Credit ratings agency Moody’s has upgraded Sri Lanka’s long-term foreign currency issuer rating to ‘Caa1’ from ‘Ca’, with a stable outlook.
This move comes after the country successfully completed a $12.55 billion debt restructuring plan last week, as reported by Reuters.
In its report, Moody’s highlighted that Sri Lanka’s credit profile has improved due to reduced external vulnerability, lower government liquidity risk and better prospects for fiscal and debt sustainability.
“Sri Lanka’s credit fundamentals have improved over the past two years… external vulnerability and government liquidity risk have both declined from elevated levels,” the agency stated.

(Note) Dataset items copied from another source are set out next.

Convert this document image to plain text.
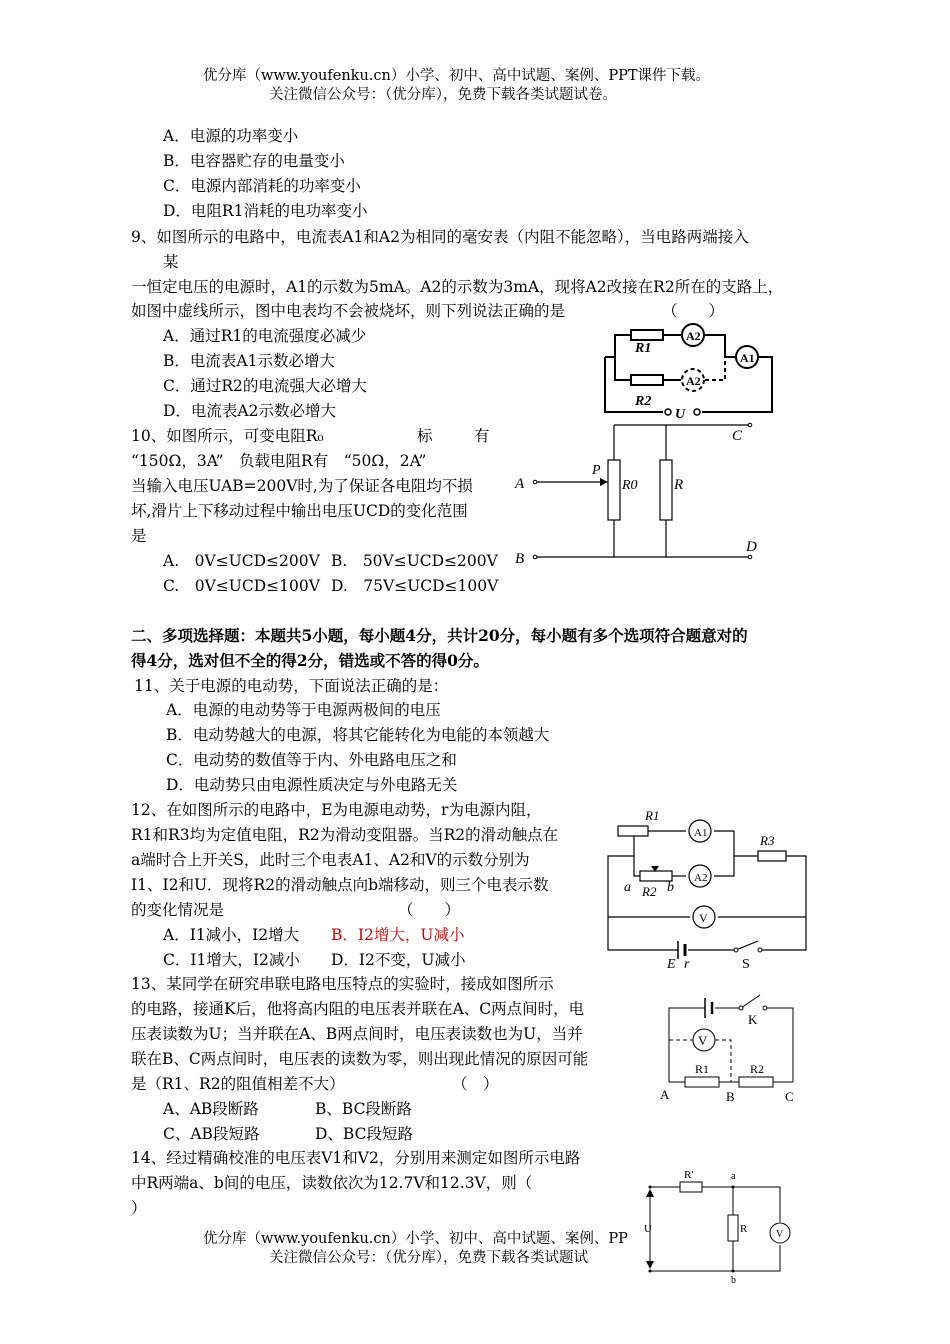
优分库（www.youfenku.cn）小学、初中、高中试题、案例、PPT课件下载。
关注微信公众号：（优分库），免费下载各类试题试卷。
A．电源的功率变小
B．电容器贮存的电量变小
C．电源内部消耗的功率变小
D．电阻R1消耗的电功率变小
9、如图所示的电路中，电流表A1和A2为相同的毫安表（内阻不能忽略），当电路两端接入
某
一恒定电压的电源时，A1的示数为5mA。A2的示数为3mA，现将A2改接在R2所在的支路上，
如图中虚线所示，图中电表均不会被烧坏，则下列说法正确的是	（　　）
A．通过R1的电流强度必减少
B．电流表A1示数必增大
C．通过R2的电流强大必增大
D．电流表A2示数必增大
R1
R2
A2
A2
A1
U
10、如图所示，可变电阻R₀	标	有
“150Ω，3A”　负载电阻R有　“50Ω，2A”
当输入电压UAB=200V时,为了保证各电阻均不损
坏,滑片上下移动过程中输出电压UCD的变化范围
是
A.　0V≤UCD≤200V B.　50V≤UCD≤200V
C.　0V≤UCD≤100V D.　75V≤UCD≤100V
A
B
C
D
P
R0 R
二、多项选择题：本题共5小题，每小题4分，共计20分，每小题有多个选项符合题意对的
得4分，选对但不全的得2分，错选或不答的得0分。
11、关于电源的电动势，下面说法正确的是：
A．电源的电动势等于电源两极间的电压
B．电动势越大的电源，将其它能转化为电能的本领越大
C．电动势的数值等于内、外电路电压之和
D．电动势只由电源性质决定与外电路无关
12、在如图所示的电路中，E为电源电动势，r为电源内阻，
R1和R3均为定值电阻，R2为滑动变阻器。当R2的滑动触点在
a端时合上开关S，此时三个电表A1、A2和V的示数分别为
I1、I2和U．现将R2的滑动触点向b端移动，则三个电表示数
的变化情况是	（　　）
A．I1减小，I2增大 B．I2增大，U减小
C．I1增大，I2减小 D．I2不变，U减小
R1
R3
R2
a	b
A1
A2
V
E r	S
13、某同学在研究串联电路电压特点的实验时，接成如图所示
的电路，接通K后，他将高内阻的电压表并联在A、C两点间时，电
压表读数为U；当并联在A、B两点间时，电压表读数也为U，当并
联在B、C两点间时，电压表的读数为零，则出现此情况的原因可能
是（R1、R2的阻值相差不大）	（　）
A、AB段断路	B、BC段断路
C、AB段短路	D、BC段短路
K
V
R1	R2
A	B	C
14、经过精确校准的电压表V1和V2，分别用来测定如图所示电路
中R两端a、b间的电压，读数依次为12.7V和12.3V，则（
）
R′	a
b
R	V
U
优分库（www.youfenku.cn）小学、初中、高中试题、案例、PP
关注微信公众号：（优分库），免费下载各类试题试
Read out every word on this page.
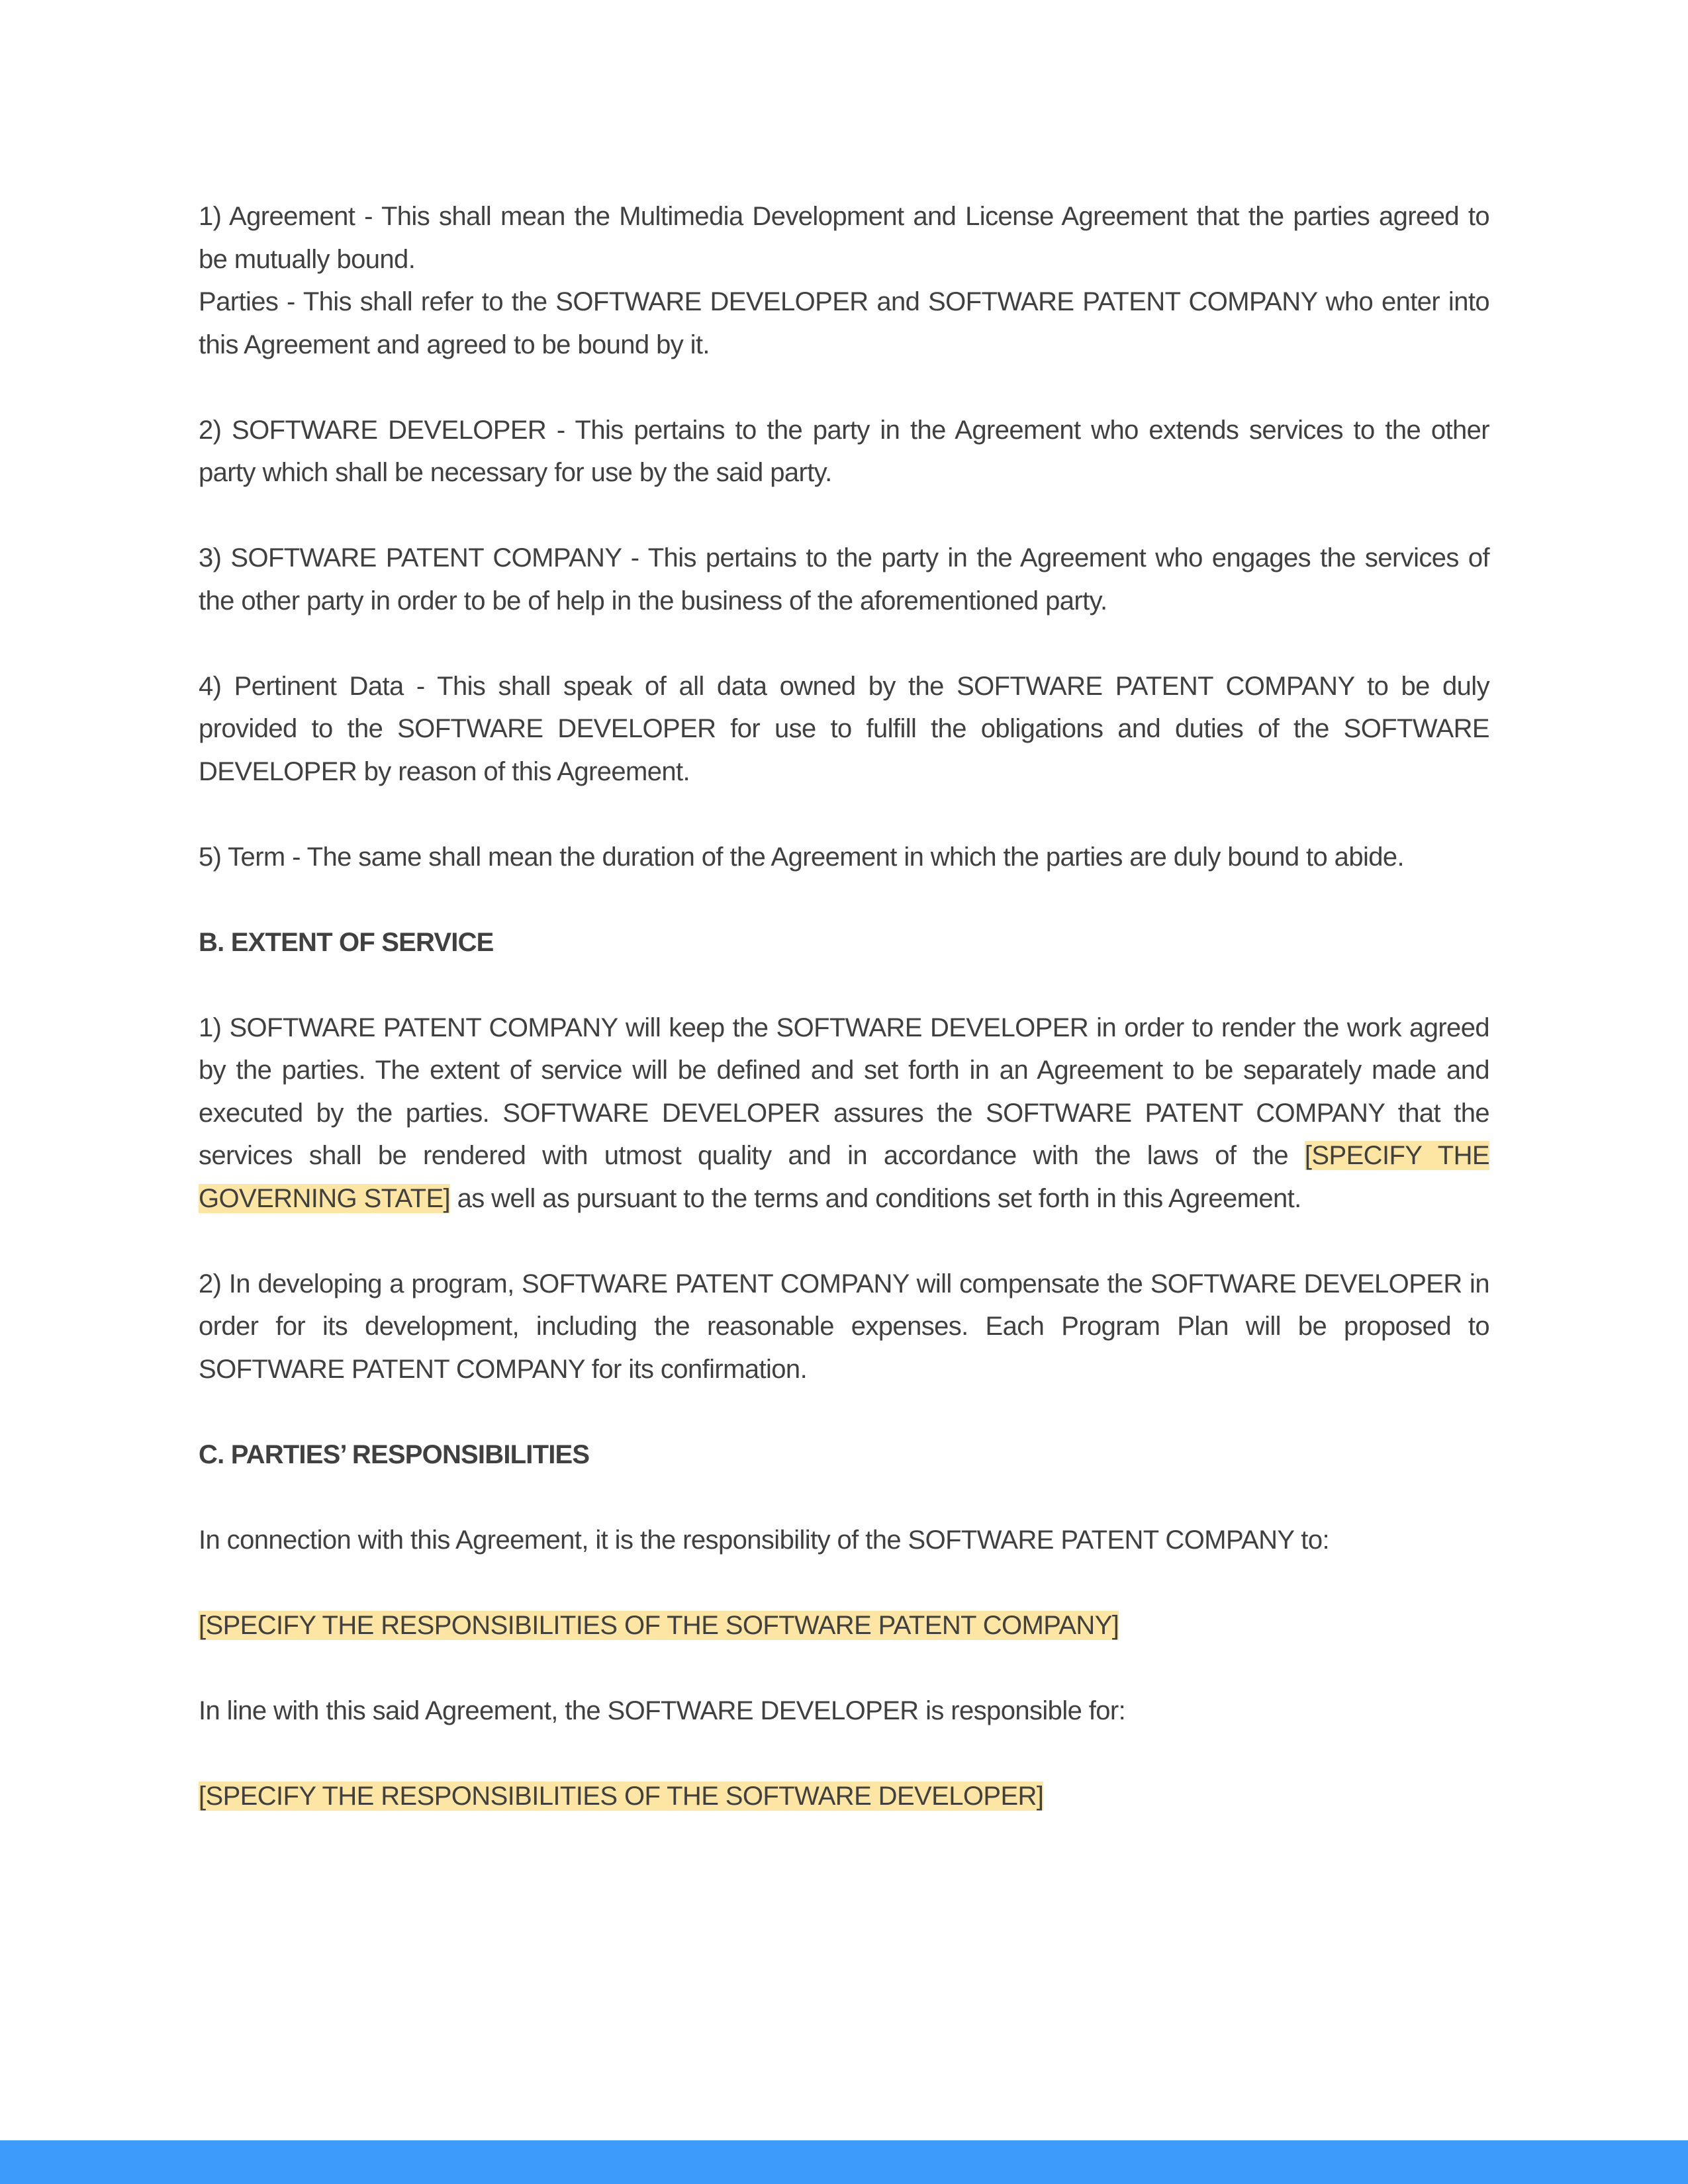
1) Agreement - This shall mean the Multimedia Development and License Agreement that the parties agreed to be mutually bound.

Parties - This shall refer to the SOFTWARE DEVELOPER and SOFTWARE PATENT COMPANY who enter into this Agreement and agreed to be bound by it.

2) SOFTWARE DEVELOPER - This pertains to the party in the Agreement who extends services to the other party which shall be necessary for use by the said party.

3) SOFTWARE PATENT COMPANY - This pertains to the party in the Agreement who engages the services of the other party in order to be of help in the business of the aforementioned party.

4) Pertinent Data - This shall speak of all data owned by the SOFTWARE PATENT COMPANY to be duly provided to the SOFTWARE DEVELOPER for use to fulfill the obligations and duties of the SOFTWARE DEVELOPER by reason of this Agreement.

5) Term - The same shall mean the duration of the Agreement in which the parties are duly bound to abide.

B. EXTENT OF SERVICE

1) SOFTWARE PATENT COMPANY will keep the SOFTWARE DEVELOPER in order to render the work agreed by the parties. The extent of service will be defined and set forth in an Agreement to be separately made and executed by the parties. SOFTWARE DEVELOPER assures the SOFTWARE PATENT COMPANY that the services shall be rendered with utmost quality and in accordance with the laws of the [SPECIFY THE GOVERNING STATE] as well as pursuant to the terms and conditions set forth in this Agreement.

2) In developing a program, SOFTWARE PATENT COMPANY will compensate the SOFTWARE DEVELOPER in order for its development, including the reasonable expenses. Each Program Plan will be proposed to SOFTWARE PATENT COMPANY for its confirmation.

C. PARTIES’ RESPONSIBILITIES

In connection with this Agreement, it is the responsibility of the SOFTWARE PATENT COMPANY to:

[SPECIFY THE RESPONSIBILITIES OF THE SOFTWARE PATENT COMPANY]

In line with this said Agreement, the SOFTWARE DEVELOPER is responsible for:

[SPECIFY THE RESPONSIBILITIES OF THE SOFTWARE DEVELOPER]
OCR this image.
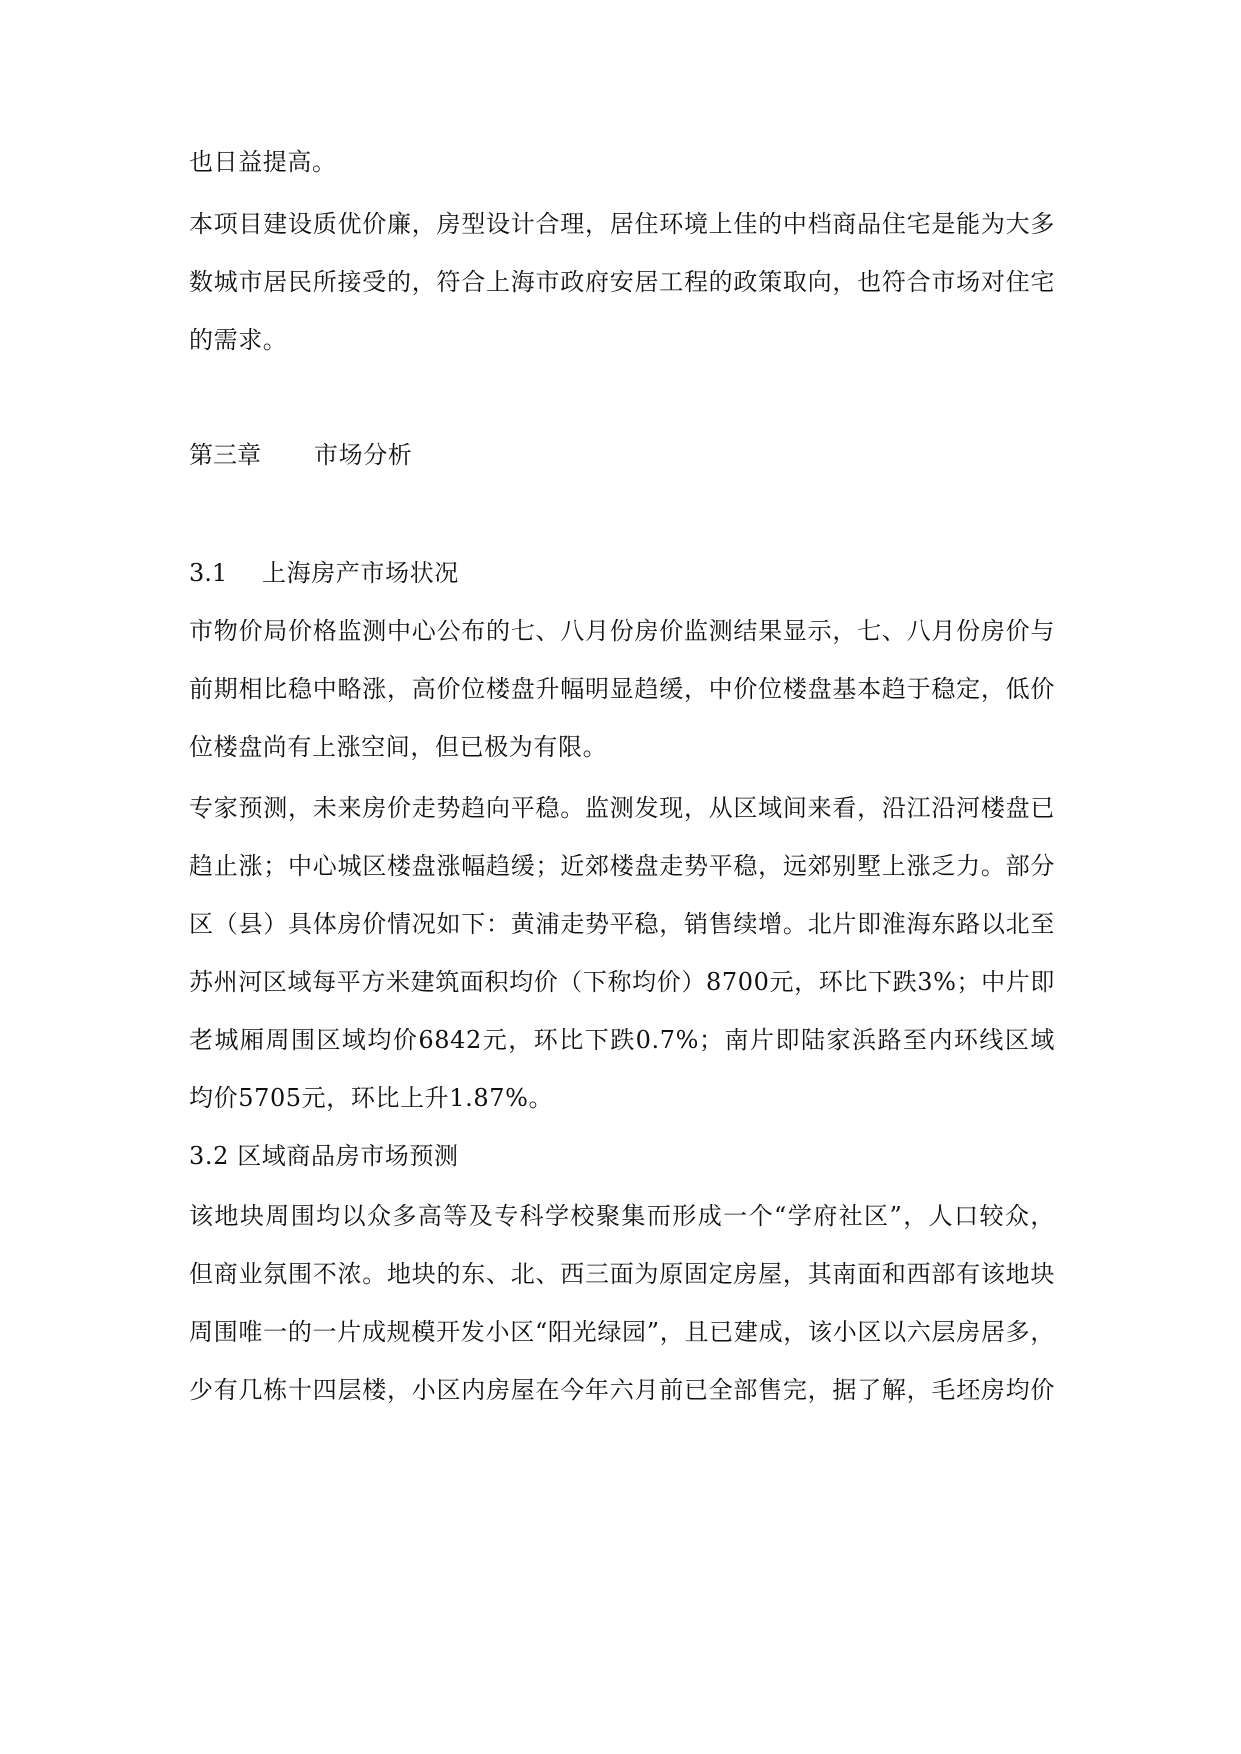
也日益提高。
本项目建设质优价廉，房型设计合理，居住环境上佳的中档商品住宅是能为大多
数城市居民所接受的，符合上海市政府安居工程的政策取向，也符合市场对住宅
的需求。
第三章 市场分析
3.1 上海房产市场状况
市物价局价格监测中心公布的七、八月份房价监测结果显示，七、八月份房价与
前期相比稳中略涨，高价位楼盘升幅明显趋缓，中价位楼盘基本趋于稳定，低价
位楼盘尚有上涨空间，但已极为有限。
专家预测，未来房价走势趋向平稳。监测发现，从区域间来看，沿江沿河楼盘已
趋止涨；中心城区楼盘涨幅趋缓；近郊楼盘走势平稳，远郊别墅上涨乏力。部分
区（县）具体房价情况如下：黄浦走势平稳，销售续增。北片即淮海东路以北至
苏州河区域每平方米建筑面积均价（下称均价）8700元，环比下跌3%；中片即
老城厢周围区域均价6842元，环比下跌0.7%；南片即陆家浜路至内环线区域
均价5705元，环比上升1.87%。
3.2 区域商品房市场预测
该地块周围均以众多高等及专科学校聚集而形成一个“学府社区”，人口较众，
但商业氛围不浓。地块的东、北、西三面为原固定房屋，其南面和西部有该地块
周围唯一的一片成规模开发小区“阳光绿园”，且已建成，该小区以六层房居多，
少有几栋十四层楼，小区内房屋在今年六月前已全部售完，据了解，毛坯房均价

Sri Lanka faced its first-ever foreign debt default in May 2022 due to a heavy debt burden and a lack of foreign exchange reserves. However, the recent approval by bondholders to restructure international bonds marks a significant step in the country’s recovery from its worst financial crisis in decades.
The upgrade also concludes a review Moody’s initiated last month, during which it hinted at the possibility of an improved rating.
Last Friday, another ratings agency, Fitch, raised Sri Lanka’s long-term foreign-currency default rating to ‘CCC+’ from ‘restricted default,’ signaling growing confidence in the country’s economic recovery.